Van der Garde’s legal team lobbied with the judge to have Sauber team principal Monisha Kaltenborn imprisoned or fined, and for the seizure of the team’s assets in Melbourne, preventing it from racing this weekend.
The judge eventually adjourned the hearing, with the Supreme Court of Victoria confirming that it would resume at 9:30am local time on Saturday (1830 ET on Friday).
— Supreme Court of Vic (@SCVSupremeCourt) March 13, 2015
Sauber and van der Garde were urged to have “very sensible discussions”, and it is believed that the two parties are now in contact over a settlement.
However, before the judge’s decision, such an outcome seemed unlikely. Upon arriving in Melbourne on Friday, van der Garde found that his pass was not working, and was forced to use a guest pass to even get into paddock.
The Dutchman was then spotted in Marcus Ericsson’s overalls ahead of FP1, after having a seat fitting in Felipe Nasr’s car ahead of a possible run-out in Malaysia.

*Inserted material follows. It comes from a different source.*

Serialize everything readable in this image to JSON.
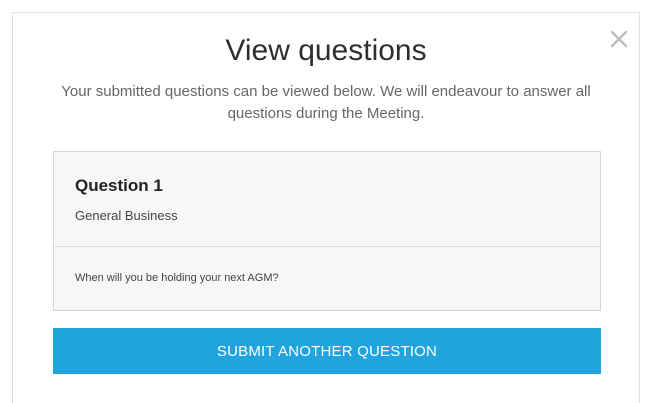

Sauber did not run either of its drivers in FP1, but did send both Ericsson and Felipe Nasr out on track for FP2.
Facing the media after practice on Friday, Kaltenborn refused to speak about the situation, but did admit that the saga has had a very negative effect on Sauber.
“Well, that’s a topic I can’t say anything about,” Kaltenborn said. “Just to make it clear, any questions about that I will not be able to answer.
“It’s definitely a very negative impact on the team because the situation was for a while unclear, we now have certain actions taken against the team and we are acting accordingly so there’s nothing much more I can say to that.”
When asked by NBCSN whether she believed that her position as team principal had become untenable, Kaltenborn simply said: “I’ve not considered that.”
With the court case resuming on Saturday, time is of the essence for Sauber if it is to take part in this weekend’s Australian Grand Prix. It must ensure that it addresses the issue of having three drivers contracted for two race seats, but if it fails to come to some kind of agreement with van der Garde, the possible seizure of its cars could end all of its racing activity in Melbourne.